La BIM est compatible avec la plupart des prothèses auditives, à charge pour l’audioprothésiste de conseiller son client en fonction de ses besoins de communication. « Compatibilité, précise Maud Dupuis-Caillot, le problème n’est pas là, c’est parce qu’on est mal informé. La première information à faire passer aux audioprothésistes, c’est que les espaces publics s’équipent progressivement de boucles à induction magnétique, il existe un risque de couper le public de l’espace social quand on oublie de lui expliquer ce dispositif. Ce n’est pas une volonté de nuire mais une méconnaissance de la part des audioprothésistes. Pourtant, quelques-uns d’entre eux se servent d’une BIM pour régler la fonction téléphone ou télévision d’une prothèse. Or, on passe une grande partie de notre temps en extérieur et en établissements recevant du public. Il faut bien comprendre que la personne malentendante évolue dans l’espace public. » Mais pour que le matériel remplisse sa fonction, encore faut-il que les personnels s’en servent : « Ce n’est pas parce qu’il y a un pictogramme que la boucle magnétique est activée, reprend Maud Dupuis-Caillot, la réponse est ‘ils n’ont qu’à demander’ ! Ce n’est pas le dispositif, mais l’information qui va autour qui est en cause. A aucun moment le matériel n’est en cause. »
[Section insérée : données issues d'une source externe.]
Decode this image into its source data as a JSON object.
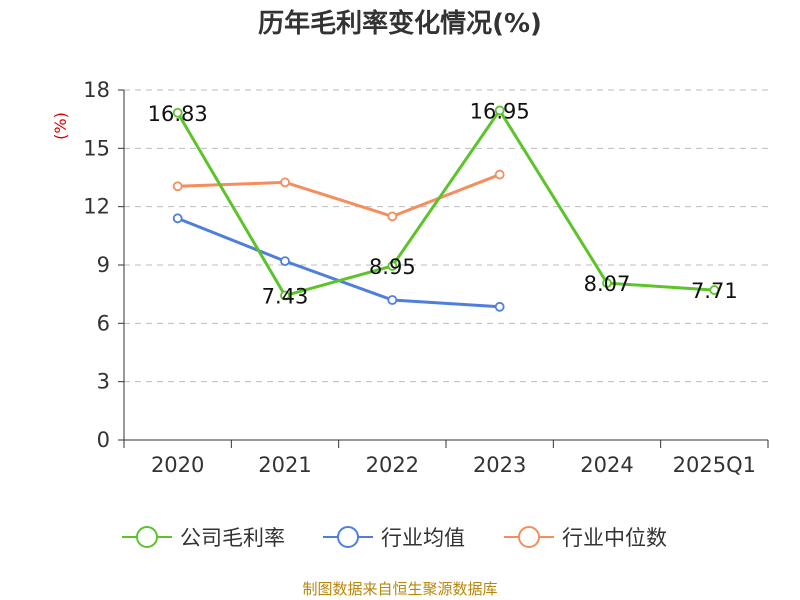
{
  "chart_data": {
    "type": "line",
    "title": "历年毛利率变化情况(%)",
    "ylabel": "(%)",
    "xlabel": "",
    "categories": [
      "2020",
      "2021",
      "2022",
      "2023",
      "2024",
      "2025Q1"
    ],
    "ylim": [
      0,
      18
    ],
    "yticks": [
      0,
      3,
      6,
      9,
      12,
      15,
      18
    ],
    "grid": true,
    "legend_position": "bottom",
    "series": [
      {
        "name": "公司毛利率",
        "color": "#5cc42a",
        "values": [
          16.83,
          7.43,
          8.95,
          16.95,
          8.07,
          7.71
        ],
        "labels": [
          "16.83",
          "7.43",
          "8.95",
          "16.95",
          "8.07",
          "7.71"
        ]
      },
      {
        "name": "行业均值",
        "color": "#4e7fdc",
        "values": [
          11.4,
          9.2,
          7.2,
          6.85,
          null,
          null
        ],
        "labels": []
      },
      {
        "name": "行业中位数",
        "color": "#f58d5c",
        "values": [
          13.05,
          13.25,
          11.5,
          13.65,
          null,
          null
        ],
        "labels": []
      }
    ]
  },
  "source": "制图数据来自恒生聚源数据库"
}
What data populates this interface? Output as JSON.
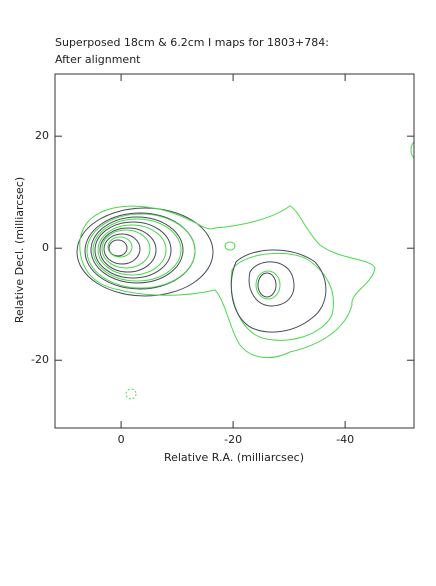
{
  "chart_data": {
    "type": "contour",
    "title": "Superposed 18cm & 6.2cm I maps for 1803+784:",
    "subtitle": "After alignment",
    "x_label": "Relative R.A. (milliarcsec)",
    "y_label": "Relative Decl. (milliarcsec)",
    "xlim": [
      11.8,
      -52.3
    ],
    "ylim": [
      -32.1,
      31.1
    ],
    "xticks": [
      0,
      -20,
      -40
    ],
    "yticks": [
      -20,
      0,
      20
    ]
  }
}
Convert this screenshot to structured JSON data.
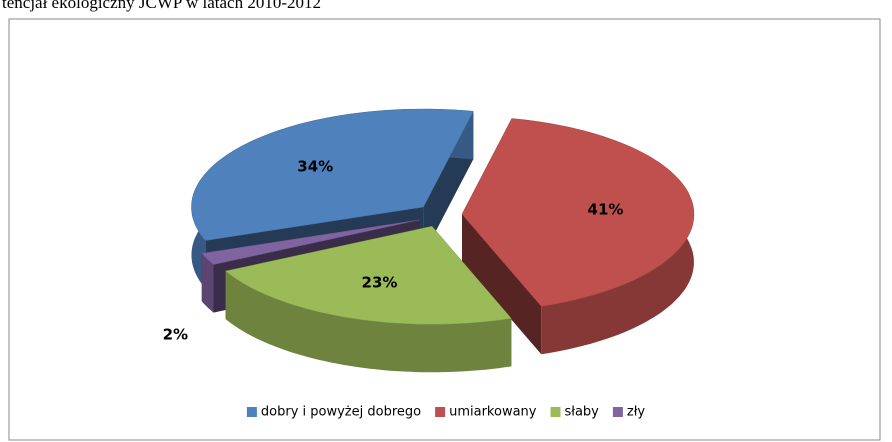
{
  "chart_data": {
    "type": "pie3d",
    "title": "tencjał ekologiczny JCWP w latach 2010-2012",
    "categories": [
      "dobry i powyżej dobrego",
      "umiarkowany",
      "słaby",
      "zły"
    ],
    "values": [
      34,
      41,
      23,
      2
    ],
    "value_labels": [
      "34%",
      "41%",
      "23%",
      "2%"
    ],
    "colors": [
      "#4f81bd",
      "#c0504d",
      "#9bbb59",
      "#8064a2"
    ],
    "legend": "bottom"
  }
}
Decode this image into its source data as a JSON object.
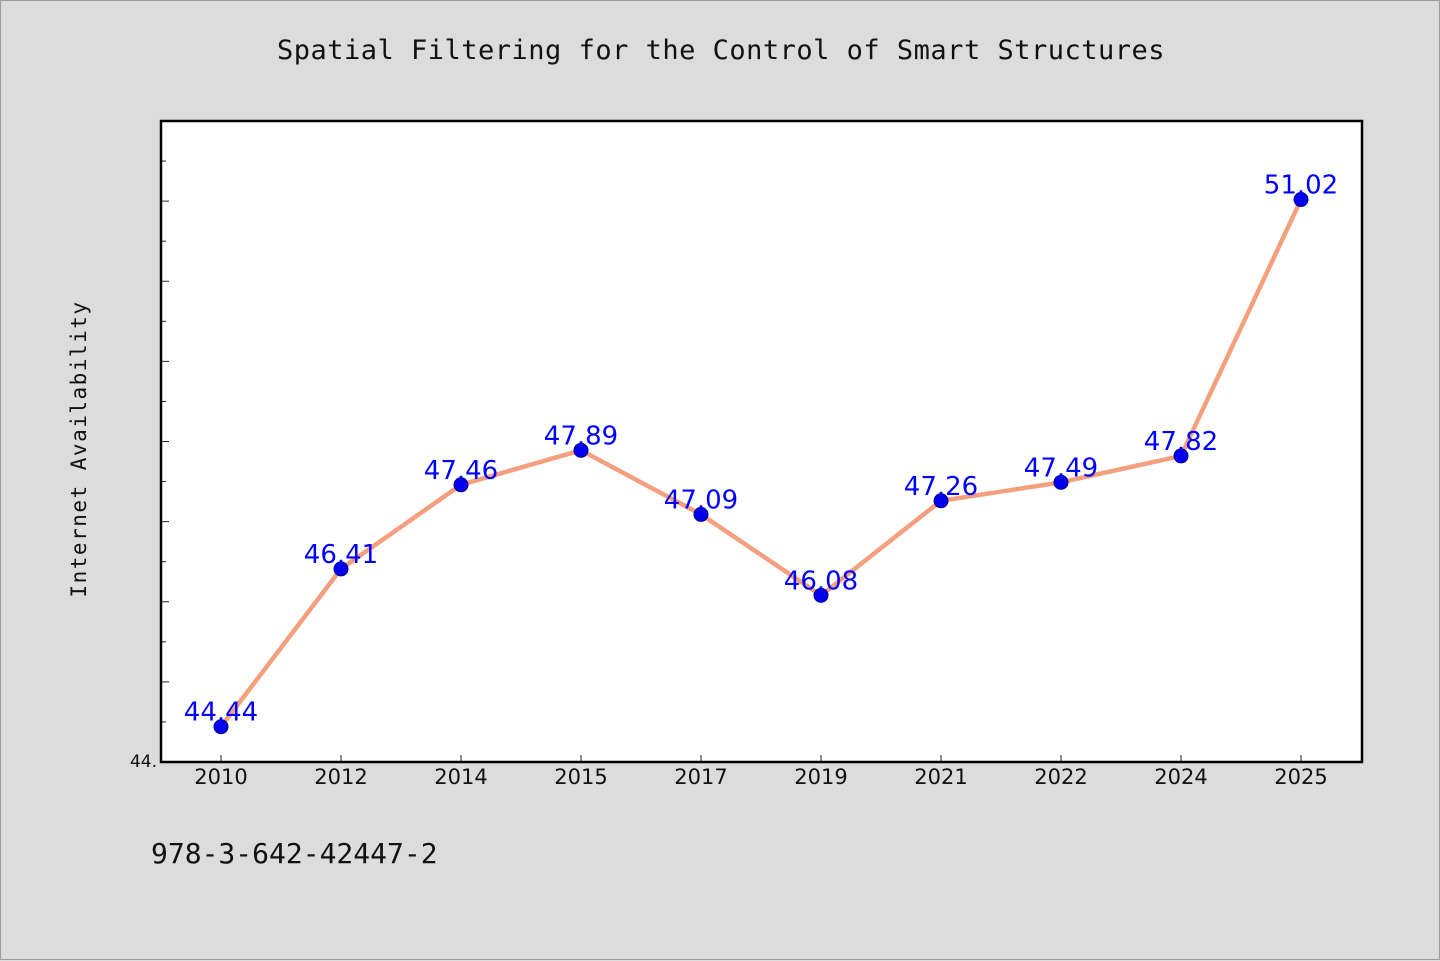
{
  "colors": {
    "background": "#dcdcdc",
    "plot_background": "#ffffff",
    "line": "#f4a07e",
    "marker": "#0000ee",
    "data_label": "#0000ff"
  },
  "footer_text": "978-3-642-42447-2",
  "chart_data": {
    "type": "line",
    "title": "Spatial Filtering for the Control of Smart Structures",
    "xlabel": "",
    "ylabel": "Internet Availability",
    "categories": [
      "2010",
      "2012",
      "2014",
      "2015",
      "2017",
      "2019",
      "2021",
      "2022",
      "2024",
      "2025"
    ],
    "series": [
      {
        "values": [
          44.44,
          46.41,
          47.46,
          47.89,
          47.09,
          46.08,
          47.26,
          47.49,
          47.82,
          51.02
        ],
        "labels": [
          "44.44",
          "46.41",
          "47.46",
          "47.89",
          "47.09",
          "46.08",
          "47.26",
          "47.49",
          "47.82",
          "51.02"
        ]
      }
    ],
    "ylim": [
      44.0,
      52.0
    ],
    "yticks_labeled": [
      {
        "value": 44.0,
        "label": "44."
      }
    ],
    "y_minor_step": 0.5,
    "grid": false,
    "legend": "none"
  }
}
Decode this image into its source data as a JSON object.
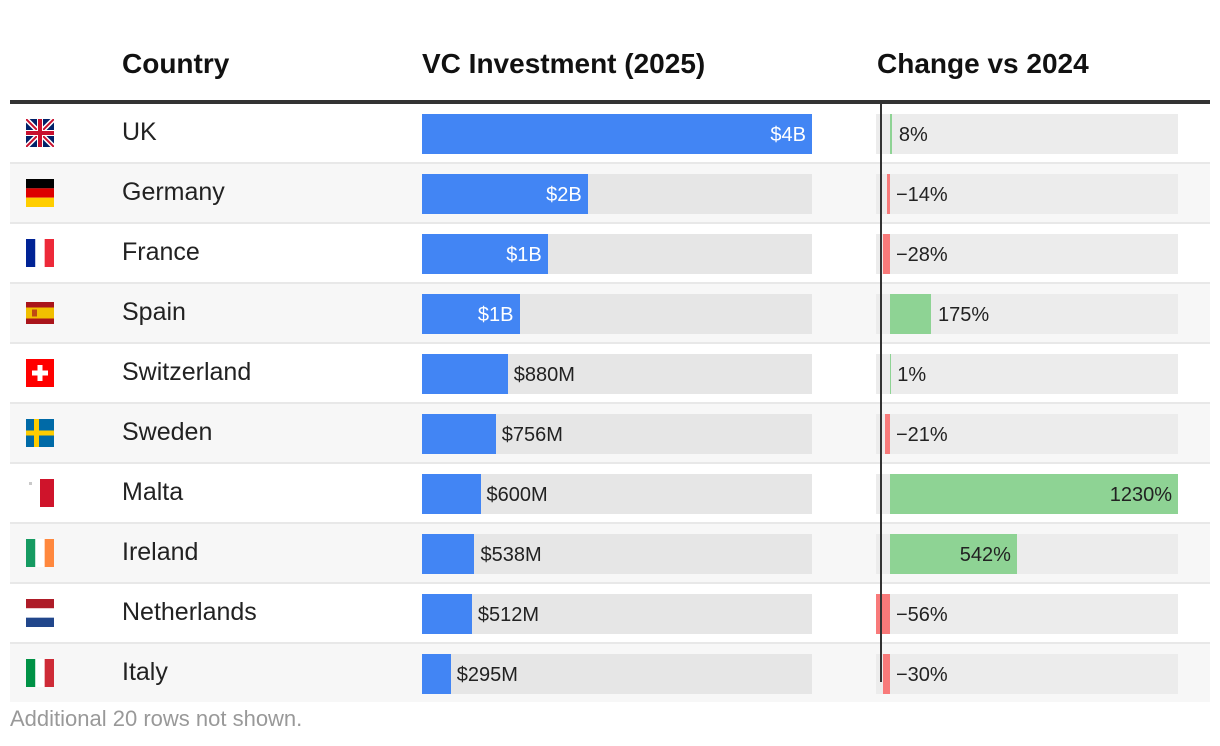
{
  "chart_data": {
    "type": "table",
    "columns": [
      "Country",
      "VC Investment (2025)",
      "Change vs 2024"
    ],
    "rows": [
      {
        "flag": "uk-flag-icon",
        "country": "UK",
        "vc_value_b": 4.0,
        "vc_label": "$4B",
        "change_pct": 8,
        "change_label": "8%"
      },
      {
        "flag": "germany-flag-icon",
        "country": "Germany",
        "vc_value_b": 1.7,
        "vc_label": "$2B",
        "change_pct": -14,
        "change_label": "−14%"
      },
      {
        "flag": "france-flag-icon",
        "country": "France",
        "vc_value_b": 1.29,
        "vc_label": "$1B",
        "change_pct": -28,
        "change_label": "−28%"
      },
      {
        "flag": "spain-flag-icon",
        "country": "Spain",
        "vc_value_b": 1.0,
        "vc_label": "$1B",
        "change_pct": 175,
        "change_label": "175%"
      },
      {
        "flag": "switzerland-flag-icon",
        "country": "Switzerland",
        "vc_value_b": 0.88,
        "vc_label": "$880M",
        "change_pct": 1,
        "change_label": "1%"
      },
      {
        "flag": "sweden-flag-icon",
        "country": "Sweden",
        "vc_value_b": 0.756,
        "vc_label": "$756M",
        "change_pct": -21,
        "change_label": "−21%"
      },
      {
        "flag": "malta-flag-icon",
        "country": "Malta",
        "vc_value_b": 0.6,
        "vc_label": "$600M",
        "change_pct": 1230,
        "change_label": "1230%"
      },
      {
        "flag": "ireland-flag-icon",
        "country": "Ireland",
        "vc_value_b": 0.538,
        "vc_label": "$538M",
        "change_pct": 542,
        "change_label": "542%"
      },
      {
        "flag": "netherlands-flag-icon",
        "country": "Netherlands",
        "vc_value_b": 0.512,
        "vc_label": "$512M",
        "change_pct": -56,
        "change_label": "−56%"
      },
      {
        "flag": "italy-flag-icon",
        "country": "Italy",
        "vc_value_b": 0.295,
        "vc_label": "$295M",
        "change_pct": -30,
        "change_label": "−30%"
      }
    ],
    "vc_domain": [
      0,
      4.0
    ],
    "change_domain": [
      -56,
      1230
    ],
    "colors": {
      "vc_bar": "#4285f4",
      "positive": "#8ed394",
      "negative": "#f87a7a"
    }
  },
  "footer": "Additional 20 rows not shown."
}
De l’enquête de Polymorphe Design résulte une meilleure compréhension des réticences et lacunes dans l’emploi des boucles à induction magnétique, même pour une professionnelle de l’accessibilité : « J’étais très mal à l’aise pour parler de la BIM, conclut Maud Dupuis-Caillot. Maintenant j’ai une réponse et j’ai envie de poursuivre la démarche. Je suis entrée par un trou de serrure, aux associations de prendre le relais pour faire passer le message afin que la BIM soit mise en place de façon correcte. »

Propos recueillis par Laurent Lejard, janvier 2017.